I am trying to solve the following problem:
Let $\mathcal{P}_2(\mathbb{R})$ the real vector space of polynomials of degree less or equal than $2$, and let $W$ the vector space of linear maps from $\mathcal{P}_2(\mathbb{R})$ to $\mathbb{R}$. Let $T_1,T_2,T_3\in W$ defined by $$T_1(p) = \int_{-1}^{0}p(x)dx , \quad T_2(p) = \int_{0}^{1}p(x)dx, \quad T_3(p) = \int_{1}^{2}p(x)dx$$ for all $p\in \mathcal{P}_2(\mathbb{R})$. Show that $\{T_1,T_2,T_3\}$ is a basis of $W$.
I know that I have to show that $T_1$, $T_2$ and $T_3$ are linearly independent and span every linear functional of $\mathcal{P}_2(\mathbb{R})$.
Linear Independence: Let $N:\mathcal{P}_2(\mathbb{R})\to\mathbb{R}$ be the null operator, that is to say, $N(p)=0$ for all $p\in \mathcal{P}_2(\mathbb{R})$. Let $\alpha_1,\alpha_2,\alpha_3\in\mathbb{R}$ such that $\alpha_1T_1 + \alpha_2T_2 + \alpha_3T_3 = N$. Let us consider $f(x)=1\in\mathcal{P}_2(\mathbb{R})$. Then, $$\alpha_1T_1(f) + \alpha_2T_2(f) + \alpha_3T_3(f) = N(f)=0.$$ Since $T_1(f) = T_2(f) = T_3(f) = 1$, we have that $$\alpha_1+\alpha_2+\alpha_3=0.$$ Now, let us consider $g(x)=2x+1\in\mathcal{P}_2(\mathbb{R})$. Since $T_1(g)=0$, $T_2(g)=2$ and $T_3(g)=4$, it follows that $$\alpha_2 + 2\alpha_3 = 0.$$ Finally, let us consider $h(x)=-3x^2+1\in\mathcal{P}_2(\mathbb{R})$. Since $T_1(h) = T_2(h) = 0$ and $T_3(h)=-7$, we have that $$\alpha_3=0.$$ By using the other equations, we conclude that $$\alpha_1 = \alpha_2=\alpha_3=0.$$ Therefore, $\{T_1,T_2,T_3\}$ is a linear independent set of $W$.
If we use the fact that $\mathcal{P}_2(\mathbb{R})$ and its dual space have the same dimension, the proof of the linear independence is enough to conclude that this set is a basis of $W$. However, is there a way to prove that $\text{span} \{T_1,T_2,T_3\}=W$?
Like you have already stated, linear independence + $\dim \mathcal P_2(\mathbb R) = 3$ is sufficient.

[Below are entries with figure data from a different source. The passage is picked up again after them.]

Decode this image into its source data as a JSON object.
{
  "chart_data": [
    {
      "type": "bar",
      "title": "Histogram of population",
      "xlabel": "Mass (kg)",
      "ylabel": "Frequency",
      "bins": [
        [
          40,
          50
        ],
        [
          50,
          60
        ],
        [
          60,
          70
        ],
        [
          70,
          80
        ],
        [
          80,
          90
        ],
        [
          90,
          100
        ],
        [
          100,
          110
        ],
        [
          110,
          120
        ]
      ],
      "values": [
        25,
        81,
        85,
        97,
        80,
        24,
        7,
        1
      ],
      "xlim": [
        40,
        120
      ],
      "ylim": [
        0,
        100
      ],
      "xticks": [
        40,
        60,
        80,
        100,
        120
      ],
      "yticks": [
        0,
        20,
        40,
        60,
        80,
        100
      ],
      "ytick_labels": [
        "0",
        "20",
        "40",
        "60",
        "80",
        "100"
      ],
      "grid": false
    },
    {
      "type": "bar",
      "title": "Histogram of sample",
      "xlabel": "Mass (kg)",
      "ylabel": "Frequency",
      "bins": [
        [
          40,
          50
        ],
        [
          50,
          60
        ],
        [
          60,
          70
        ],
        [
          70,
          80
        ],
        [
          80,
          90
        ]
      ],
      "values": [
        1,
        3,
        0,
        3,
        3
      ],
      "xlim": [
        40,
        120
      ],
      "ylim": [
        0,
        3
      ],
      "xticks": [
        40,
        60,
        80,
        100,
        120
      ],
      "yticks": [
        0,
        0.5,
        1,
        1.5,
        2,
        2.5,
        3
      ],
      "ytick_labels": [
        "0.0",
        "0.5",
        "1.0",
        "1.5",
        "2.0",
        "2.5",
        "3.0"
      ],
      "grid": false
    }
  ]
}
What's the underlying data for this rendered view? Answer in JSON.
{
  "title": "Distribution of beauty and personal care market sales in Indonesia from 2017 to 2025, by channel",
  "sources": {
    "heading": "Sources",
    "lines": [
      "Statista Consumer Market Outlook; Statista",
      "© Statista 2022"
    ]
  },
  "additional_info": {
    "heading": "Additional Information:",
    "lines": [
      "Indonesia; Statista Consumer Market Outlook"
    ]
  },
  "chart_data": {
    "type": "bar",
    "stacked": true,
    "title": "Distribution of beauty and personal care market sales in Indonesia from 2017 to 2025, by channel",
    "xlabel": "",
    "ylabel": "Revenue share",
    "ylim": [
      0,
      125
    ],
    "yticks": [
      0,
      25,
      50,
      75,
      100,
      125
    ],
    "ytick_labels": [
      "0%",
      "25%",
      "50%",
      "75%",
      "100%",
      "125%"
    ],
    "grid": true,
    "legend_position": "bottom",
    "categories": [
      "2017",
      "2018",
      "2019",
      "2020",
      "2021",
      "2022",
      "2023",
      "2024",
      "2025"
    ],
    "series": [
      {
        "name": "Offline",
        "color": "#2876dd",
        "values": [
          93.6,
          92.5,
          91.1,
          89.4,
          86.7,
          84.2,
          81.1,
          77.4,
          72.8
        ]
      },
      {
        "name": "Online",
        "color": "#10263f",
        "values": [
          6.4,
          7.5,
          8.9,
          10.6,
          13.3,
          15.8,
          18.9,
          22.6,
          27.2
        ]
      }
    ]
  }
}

However, if you wanted to explicitly show that, in fact, $\operatorname{span}\{T_1,T_2,T_3\} = W$, you can always find the coefficients for a general functional by expanding the definition of your candidate. You have to write an arbitrary element as a linear combination of $T_i$ which, without a basis, is hard $-$ the sole fact that $\dim V = \dim V^*$ depends on a choice of a finite basis.
It can then be argued that explicitly showing that $\{T_i\}_i$ generates $W$ consists of showing that an associated dual basis can be generated from the $\{T_i\}_i$. Pick a basis for $\mathcal P_2(\mathbb R)$; for instance, $\mathcal B = \{1,x,x^2\}$ does it. Then $T_i(x^j) = a_{ij}$ (and you compute this value explicitly from the definition, just calculate the integral); therefore, $T_i = \sum_\limits{j=0}^2 a_{ij}(x^j)^*$, so $\operatorname{span}\{T_i\}_i$ is simply the column space of the matrix $A := (a_{ij})$ w.r.t. the chosen dual basis. Now proving that $\operatorname{span}\{T_i\}_i = \mathcal P_2(\mathbb R)$ consists of an explicit computation using the (numerical) columns of $A$; for instance, if $A$ is invertible, then the span is all of the $\mathcal P_2(\mathbb R)$ and then you can write $(x^i)^* = \sum b_{ij}T_j$, where $(b_{ij}) = A^{-1}$.
Not a fun process, so if you know $\dim V$ and you found $\dim V$ linearly independent vectors, jumping across all of that calculations is more pleasant.